WirelessHART Gateway from Endress+Hauser
Endress+Hauser introduces the WSG250 WirelessHART gateway, capable of connecting up to 100 HART devices onto a single network.
Recently, Endress+Hauser introduced the FieldGate SWG50 WirelessHART gateway capable of connecting up to 100 HART devices to common SCADA and other control systems. A gateway for wireless networks, the SWG50 enables HART field devices to communicate and manage network security and connectivity. Equipped with Ethernet interfaces for connecting to host applications, including SCADA tools, the SWG50 also conveniently converts and stores data from field devices in formats compatible with common systems.
Capable of connecting up to 100 HART field devices, the SWG50 is compact and suited for tight spaces. Image used courtesy of Endress+Hauser
HART Communication at its Heart
In process automation, HART is a common protocol to transmit data on top of the analog signal from analog sensors, and digital signals over analog. WirelessHART is a wireless protocol that is becoming very popular for remote process automation applications and is the standard protocol used extensively by Endress+Hauser for its temperature, flow, and pressure sensors.
HART Wireless Network Benefits
A wireless HART network is similar to an ethernet network except that engineers rely on computers to connect and network devices instead of computers being connected.
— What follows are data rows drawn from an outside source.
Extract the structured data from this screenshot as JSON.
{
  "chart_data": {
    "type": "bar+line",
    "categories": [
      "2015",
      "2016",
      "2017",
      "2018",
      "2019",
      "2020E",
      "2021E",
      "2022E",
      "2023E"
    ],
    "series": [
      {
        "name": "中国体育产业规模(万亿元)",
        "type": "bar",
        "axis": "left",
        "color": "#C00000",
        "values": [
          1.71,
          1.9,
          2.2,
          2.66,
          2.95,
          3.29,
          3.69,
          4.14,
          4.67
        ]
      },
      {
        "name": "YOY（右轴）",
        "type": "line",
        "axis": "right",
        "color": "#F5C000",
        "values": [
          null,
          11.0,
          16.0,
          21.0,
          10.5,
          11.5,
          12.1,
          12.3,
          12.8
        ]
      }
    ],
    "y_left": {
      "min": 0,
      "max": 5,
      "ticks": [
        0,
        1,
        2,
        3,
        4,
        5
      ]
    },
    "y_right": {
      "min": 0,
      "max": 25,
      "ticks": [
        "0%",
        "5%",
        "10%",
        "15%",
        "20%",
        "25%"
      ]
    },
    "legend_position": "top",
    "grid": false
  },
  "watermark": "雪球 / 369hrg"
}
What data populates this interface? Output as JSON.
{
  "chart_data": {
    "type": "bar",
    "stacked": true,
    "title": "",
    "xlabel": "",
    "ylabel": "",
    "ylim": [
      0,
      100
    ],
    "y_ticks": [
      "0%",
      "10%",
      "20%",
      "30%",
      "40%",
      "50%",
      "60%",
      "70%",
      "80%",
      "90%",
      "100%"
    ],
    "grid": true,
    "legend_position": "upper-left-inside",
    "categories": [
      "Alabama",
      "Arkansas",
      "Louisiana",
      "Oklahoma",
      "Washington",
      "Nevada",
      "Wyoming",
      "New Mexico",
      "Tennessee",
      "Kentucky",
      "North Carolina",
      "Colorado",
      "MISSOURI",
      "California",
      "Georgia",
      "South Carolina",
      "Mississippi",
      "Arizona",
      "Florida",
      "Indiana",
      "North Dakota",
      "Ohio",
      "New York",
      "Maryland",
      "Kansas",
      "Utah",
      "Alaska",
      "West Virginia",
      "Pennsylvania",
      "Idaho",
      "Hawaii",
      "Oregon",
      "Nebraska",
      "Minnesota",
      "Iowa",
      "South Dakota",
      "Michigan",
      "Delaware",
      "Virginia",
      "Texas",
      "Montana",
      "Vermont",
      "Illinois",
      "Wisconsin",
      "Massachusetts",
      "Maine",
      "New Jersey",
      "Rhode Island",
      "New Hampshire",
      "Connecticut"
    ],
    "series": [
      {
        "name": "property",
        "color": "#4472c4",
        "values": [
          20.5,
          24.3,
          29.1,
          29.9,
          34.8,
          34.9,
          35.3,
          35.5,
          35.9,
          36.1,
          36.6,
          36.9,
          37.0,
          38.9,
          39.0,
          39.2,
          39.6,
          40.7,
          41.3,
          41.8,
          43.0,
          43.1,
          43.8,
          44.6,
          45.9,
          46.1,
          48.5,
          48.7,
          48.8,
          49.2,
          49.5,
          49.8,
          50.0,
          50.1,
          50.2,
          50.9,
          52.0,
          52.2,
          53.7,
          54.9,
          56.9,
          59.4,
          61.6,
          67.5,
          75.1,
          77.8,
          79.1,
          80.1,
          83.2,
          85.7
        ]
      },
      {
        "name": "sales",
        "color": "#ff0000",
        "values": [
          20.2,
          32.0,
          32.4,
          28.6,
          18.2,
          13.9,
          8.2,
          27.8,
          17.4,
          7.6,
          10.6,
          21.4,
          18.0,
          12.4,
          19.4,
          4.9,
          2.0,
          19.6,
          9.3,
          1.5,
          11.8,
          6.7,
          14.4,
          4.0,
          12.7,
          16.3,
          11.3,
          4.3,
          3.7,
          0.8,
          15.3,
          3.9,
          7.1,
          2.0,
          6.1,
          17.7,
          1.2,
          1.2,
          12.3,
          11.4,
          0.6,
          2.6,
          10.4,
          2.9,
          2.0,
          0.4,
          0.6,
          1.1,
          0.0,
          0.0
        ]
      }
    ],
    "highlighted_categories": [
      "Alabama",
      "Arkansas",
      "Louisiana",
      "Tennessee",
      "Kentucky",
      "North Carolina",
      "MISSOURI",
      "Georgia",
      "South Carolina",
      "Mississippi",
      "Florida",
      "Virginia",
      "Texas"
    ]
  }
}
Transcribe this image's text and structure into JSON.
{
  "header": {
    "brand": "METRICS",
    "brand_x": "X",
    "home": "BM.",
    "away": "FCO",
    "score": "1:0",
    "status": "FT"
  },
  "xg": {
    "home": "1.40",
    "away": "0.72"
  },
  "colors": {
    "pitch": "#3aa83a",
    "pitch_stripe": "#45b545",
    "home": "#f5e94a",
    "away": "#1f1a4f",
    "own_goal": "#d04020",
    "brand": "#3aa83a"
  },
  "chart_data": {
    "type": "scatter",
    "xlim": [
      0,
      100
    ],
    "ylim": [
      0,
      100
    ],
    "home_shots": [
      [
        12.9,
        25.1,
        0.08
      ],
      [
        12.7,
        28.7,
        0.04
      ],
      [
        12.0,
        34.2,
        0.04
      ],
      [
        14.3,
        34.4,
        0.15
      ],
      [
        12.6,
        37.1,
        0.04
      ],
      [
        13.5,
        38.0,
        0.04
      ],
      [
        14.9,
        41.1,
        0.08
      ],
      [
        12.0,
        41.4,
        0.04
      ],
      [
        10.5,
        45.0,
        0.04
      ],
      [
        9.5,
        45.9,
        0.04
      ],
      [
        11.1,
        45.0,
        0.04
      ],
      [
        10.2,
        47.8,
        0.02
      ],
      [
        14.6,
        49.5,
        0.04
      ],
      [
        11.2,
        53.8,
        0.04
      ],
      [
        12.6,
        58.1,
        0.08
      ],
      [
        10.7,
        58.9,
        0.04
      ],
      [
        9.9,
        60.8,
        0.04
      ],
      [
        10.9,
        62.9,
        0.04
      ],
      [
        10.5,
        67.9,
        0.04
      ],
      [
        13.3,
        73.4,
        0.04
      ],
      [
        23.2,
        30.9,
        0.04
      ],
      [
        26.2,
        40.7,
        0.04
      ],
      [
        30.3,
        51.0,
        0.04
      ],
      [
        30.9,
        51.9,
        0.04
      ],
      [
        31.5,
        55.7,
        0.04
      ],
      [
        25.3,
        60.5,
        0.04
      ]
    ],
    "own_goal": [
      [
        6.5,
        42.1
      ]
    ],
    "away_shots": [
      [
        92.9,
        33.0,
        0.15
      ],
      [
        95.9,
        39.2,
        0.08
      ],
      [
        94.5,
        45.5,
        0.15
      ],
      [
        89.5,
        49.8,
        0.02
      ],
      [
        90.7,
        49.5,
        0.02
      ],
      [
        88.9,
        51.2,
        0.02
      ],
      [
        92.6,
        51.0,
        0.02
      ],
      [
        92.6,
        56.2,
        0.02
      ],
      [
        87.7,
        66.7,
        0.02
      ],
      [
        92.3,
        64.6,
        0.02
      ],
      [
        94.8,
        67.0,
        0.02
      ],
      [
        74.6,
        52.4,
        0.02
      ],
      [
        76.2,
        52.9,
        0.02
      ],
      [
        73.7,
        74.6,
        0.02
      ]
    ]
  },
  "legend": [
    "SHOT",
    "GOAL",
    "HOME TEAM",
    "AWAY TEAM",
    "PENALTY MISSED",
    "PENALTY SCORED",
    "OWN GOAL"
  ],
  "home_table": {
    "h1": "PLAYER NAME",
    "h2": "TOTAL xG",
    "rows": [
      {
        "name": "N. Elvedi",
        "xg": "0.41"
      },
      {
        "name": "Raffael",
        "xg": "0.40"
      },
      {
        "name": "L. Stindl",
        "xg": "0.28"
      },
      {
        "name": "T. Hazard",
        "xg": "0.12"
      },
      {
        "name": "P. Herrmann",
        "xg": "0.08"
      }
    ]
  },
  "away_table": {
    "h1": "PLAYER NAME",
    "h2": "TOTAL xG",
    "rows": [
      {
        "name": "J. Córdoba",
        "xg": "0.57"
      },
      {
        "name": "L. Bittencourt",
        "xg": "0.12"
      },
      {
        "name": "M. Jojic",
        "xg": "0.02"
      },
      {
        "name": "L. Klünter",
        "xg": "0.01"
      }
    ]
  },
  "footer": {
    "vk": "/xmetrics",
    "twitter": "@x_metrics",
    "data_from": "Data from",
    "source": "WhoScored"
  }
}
Combining these devices onto a single network reduces the need for extensive programming in SCADA or other control systems.
There are many benefits to wireless communications, but there remain many issues with the technology. The benefits of wireless devices allow for many applications. For example, grain silos often deploy temperature or level sensors located at the top of the silo powered by solar panels. Running cables for the signals back to a SCADA system might be difficult, to say the least. Those signals can be received and processed with a wireless gateway without additional cabling.
One major problem with wireless technology is providing adequate signal strength. Walls blocking the line of sight can degrade signal strength. If the signal drops below a certain threshold, there could be signal loss. Wireless signal security is another issue. Once a network is transmitted wirelessly, malicious devices could join that network, and because WirelessHART allows devices to talk to each other, change parameters in other devices. Regardless, it is important to choose wireless gateways that employ substantial security measures and ensure there are fail-safes in the event of a network attack.
Wireless HART networks are popular because they reduce wiring, networking costs and can connect to flowmeters and many other devices. Image used courtesy of Adobe Stock
Ready for Duty in Tight Spots
Compact and suited for tight spots, the SWG50 has four ethernet ports for connecting to Modbus TCP or HART-IP networks and can be mounted on a standard DIN rail. The SWG50 is also equipped with an external antenna to improve wireless connectivity with remote devices. Configured and monitored via the embedded web server, configurations can be saved to a local PC. With its IP20 rating, the SWG50 gateway is capable of operating in -40°C to +70°C ambient temperatures.